My advice to parents who are worrying about their kids with dyslexia is to believe in your children. They will get through this. If you are feeling guilty about not discovering your child had dyslexia sooner, you need to stop beating yourself up about it. You discovered it now, and all you can do is continue to support your children. My parents wouldn’t accept that I was “lazy” or “dumb” and worked with me tirelessly all through my struggles. I was blessed to have the parents I have, and I know that I owe them a lot because without their faith in me. I would not have succeeded. My mom has often said that she felt so guilty that no one had discovered that I had dyslexia sooner, but it’s not anyone’s fault. I am happy now. I am confident now. Every great epic has obstacles to get to the happy ending.

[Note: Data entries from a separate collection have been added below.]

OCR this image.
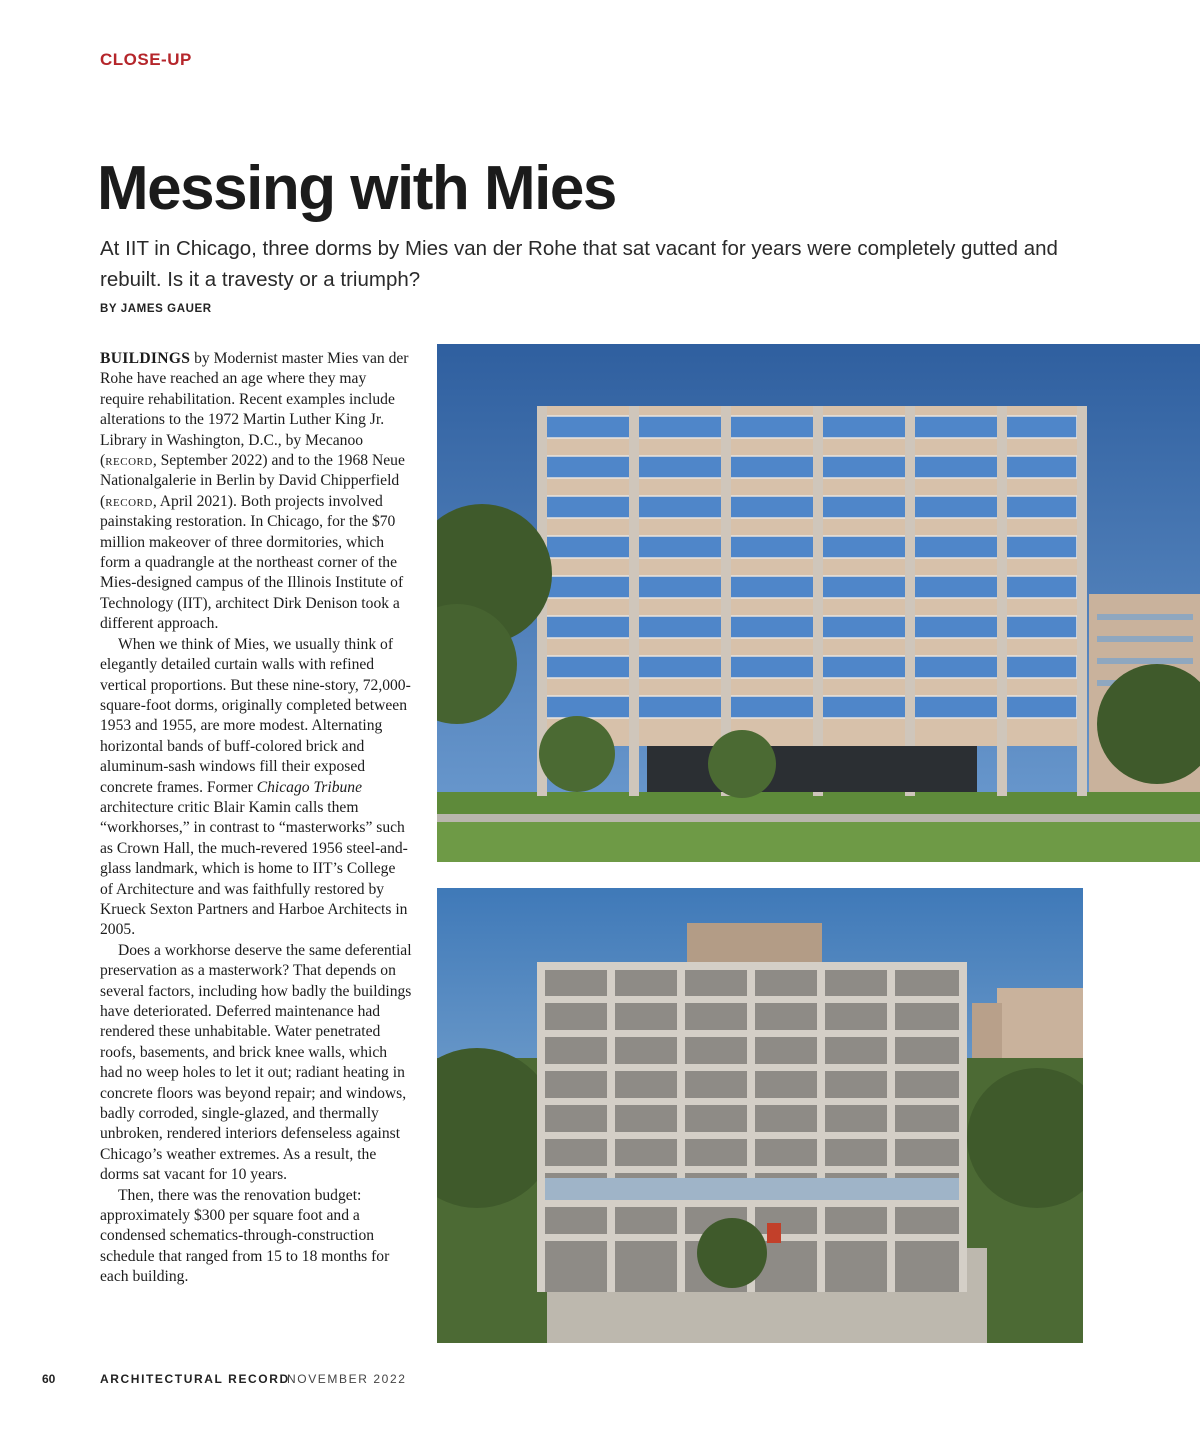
CLOSE-UP

Messing with Mies

At IIT in Chicago, three dorms by Mies van der Rohe that sat vacant for years were completely gutted and rebuilt. Is it a travesty or a triumph?

BY JAMES GAUER

BUILDINGS by Modernist master Mies van der Rohe have reached an age where they may require rehabilitation. Recent examples include alterations to the 1972 Martin Luther King Jr. Library in Washington, D.C., by Mecanoo (record, September 2022) and to the 1968 Neue Nationalgalerie in Berlin by David Chipperfield (record, April 2021). Both projects involved painstaking restoration. In Chicago, for the $70 million makeover of three dormitories, which form a quadrangle at the northeast corner of the Mies-designed campus of the Illinois Institute of Technology (IIT), architect Dirk Denison took a different approach.

When we think of Mies, we usually think of elegantly detailed curtain walls with refined vertical proportions. But these nine-story, 72,000-square-foot dorms, originally completed between 1953 and 1955, are more modest. Alternating horizontal bands of buff-colored brick and aluminum-sash windows fill their exposed concrete frames. Former Chicago Tribune architecture critic Blair Kamin calls them “workhorses,” in contrast to “masterworks” such as Crown Hall, the much-revered 1956 steel-and-glass landmark, which is home to IIT’s College of Architecture and was faithfully restored by Krueck Sexton Partners and Harboe Architects in 2005.

Does a workhorse deserve the same deferential preservation as a masterwork? That depends on several factors, including how badly the buildings have deteriorated. Deferred maintenance had rendered these unhabitable. Water penetrated roofs, basements, and brick knee walls, which had no weep holes to let it out; radiant heating in concrete floors was beyond repair; and windows, badly corroded, single-glazed, and thermally unbroken, rendered interiors defenseless against Chicago’s weather extremes. As a result, the dorms sat vacant for 10 years.

Then, there was the renovation budget: approximately $300 per square foot and a condensed schematics-through-construction schedule that ranged from 15 to 18 months for each building.

60	ARCHITECTURAL RECORD

NOVEMBER 2022
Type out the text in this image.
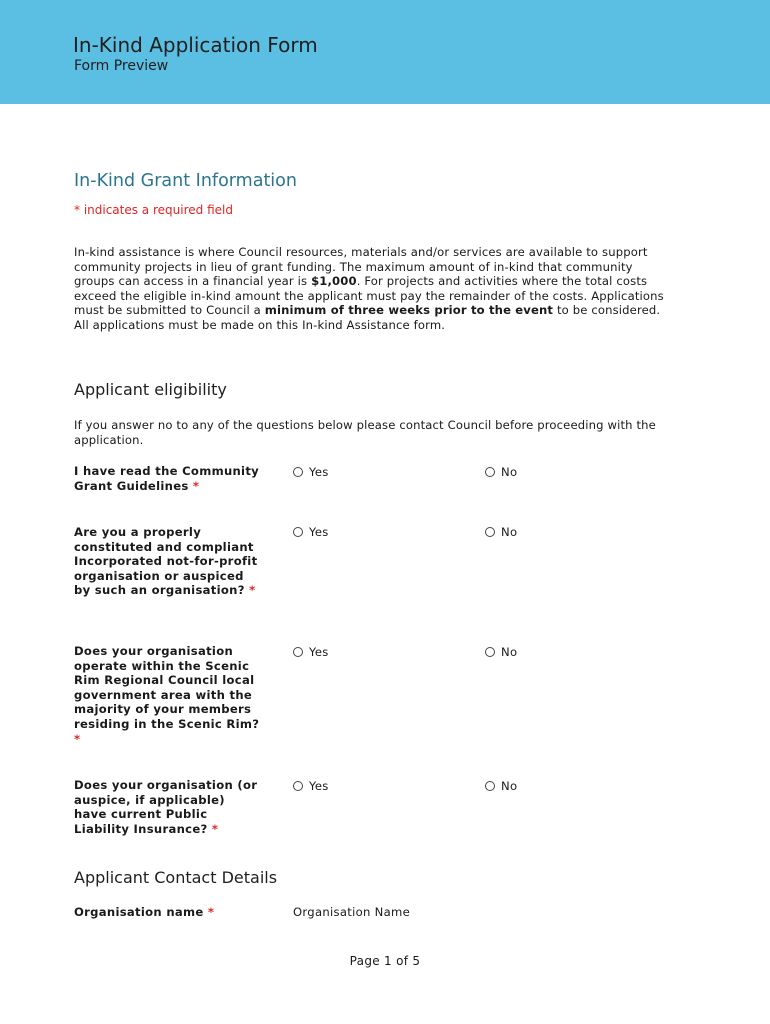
In-Kind Application Form
Form Preview
In-Kind Grant Information
* indicates a required field
In-kind assistance is where Council resources, materials and/or services are available to support community projects in lieu of grant funding. The maximum amount of in-kind that community groups can access in a financial year is $1,000. For projects and activities where the total costs exceed the eligible in-kind amount the applicant must pay the remainder of the costs. Applications must be submitted to Council a minimum of three weeks prior to the event to be considered. All applications must be made on this In-kind Assistance form.
Applicant eligibility
If you answer no to any of the questions below please contact Council before proceeding with the application.
I have read the Community Grant Guidelines *
Yes	No
Are you a properly constituted and compliant Incorporated not-for-profit organisation or auspiced by such an organisation? *
Yes	No
Does your organisation operate within the Scenic Rim Regional Council local government area with the majority of your members residing in the Scenic Rim? *
Yes	No
Does your organisation (or auspice, if applicable) have current Public Liability Insurance? *
Yes	No
Applicant Contact Details
Organisation name *	Organisation Name
Page 1 of 5
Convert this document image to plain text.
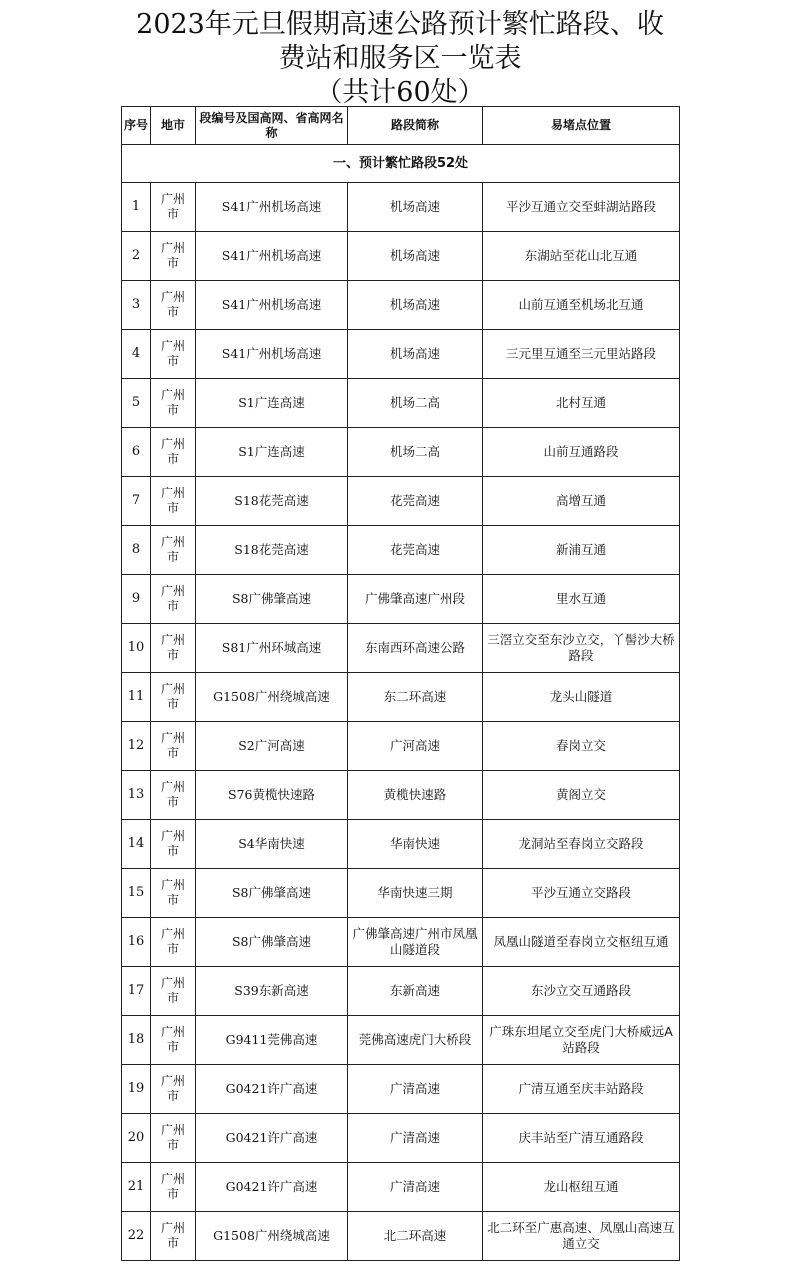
2023年元旦假期高速公路预计繁忙路段、收
费站和服务区一览表
（共计60处）
序号	地市	段编号及国高网、省高网名称	路段简称	易堵点位置
一、预计繁忙路段52处				
1	广州市	S41广州机场高速	机场高速	平沙互通立交至蚌湖站路段
2	广州市	S41广州机场高速	机场高速	东湖站至花山北互通
3	广州市	S41广州机场高速	机场高速	山前互通至机场北互通
4	广州市	S41广州机场高速	机场高速	三元里互通至三元里站路段
5	广州市	S1广连高速	机场二高	北村互通
6	广州市	S1广连高速	机场二高	山前互通路段
7	广州市	S18花莞高速	花莞高速	高增互通
8	广州市	S18花莞高速	花莞高速	新浦互通
9	广州市	S8广佛肇高速	广佛肇高速广州段	里水互通
10	广州市	S81广州环城高速	东南西环高速公路	三滘立交至东沙立交，丫髻沙大桥路段
11	广州市	G1508广州绕城高速	东二环高速	龙头山隧道
12	广州市	S2广河高速	广河高速	春岗立交
13	广州市	S76黄榄快速路	黄榄快速路	黄阁立交
14	广州市	S4华南快速	华南快速	龙洞站至春岗立交路段
15	广州市	S8广佛肇高速	华南快速三期	平沙互通立交路段
16	广州市	S8广佛肇高速	广佛肇高速广州市凤凰山隧道段	凤凰山隧道至春岗立交枢纽互通
17	广州市	S39东新高速	东新高速	东沙立交互通路段
18	广州市	G9411莞佛高速	莞佛高速虎门大桥段	广珠东坦尾立交至虎门大桥威远A站路段
19	广州市	G0421许广高速	广清高速	广清互通至庆丰站路段
20	广州市	G0421许广高速	广清高速	庆丰站至广清互通路段
21	广州市	G0421许广高速	广清高速	龙山枢纽互通
22	广州市	G1508广州绕城高速	北二环高速	北二环至广惠高速、凤凰山高速互通立交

Did I ever get an A+ on a tough exam? Rarely. Did I always know the answer when teachers were to ask me a question? Sometimes. Did I learn to tie my shoes? Eventually. Did I graduate from High School? Yes. In fact I recently just graduated from University and I’m now pursuing a career in both film and education. I spent a year as the Senior Stick (Student Council President) of St. Paul’s College, where I was able to re-launch a college newspaper, co-organize a quarter of a million dollar renovation, as well as many other successful projects. This June, I spent a few weeks working as an Educational Assistant where I had the opportunity to prepare struggling learners for their exams. I was elated with their success because it was not all that long ago that I was in their shoes. If all goes as planned, I hope to one day be back in the classroom as a teacher where I can be a Charlie Siegel to kids who need someone who will believe in them.
I may not consider myself your typical champion, but I am in no way a failure!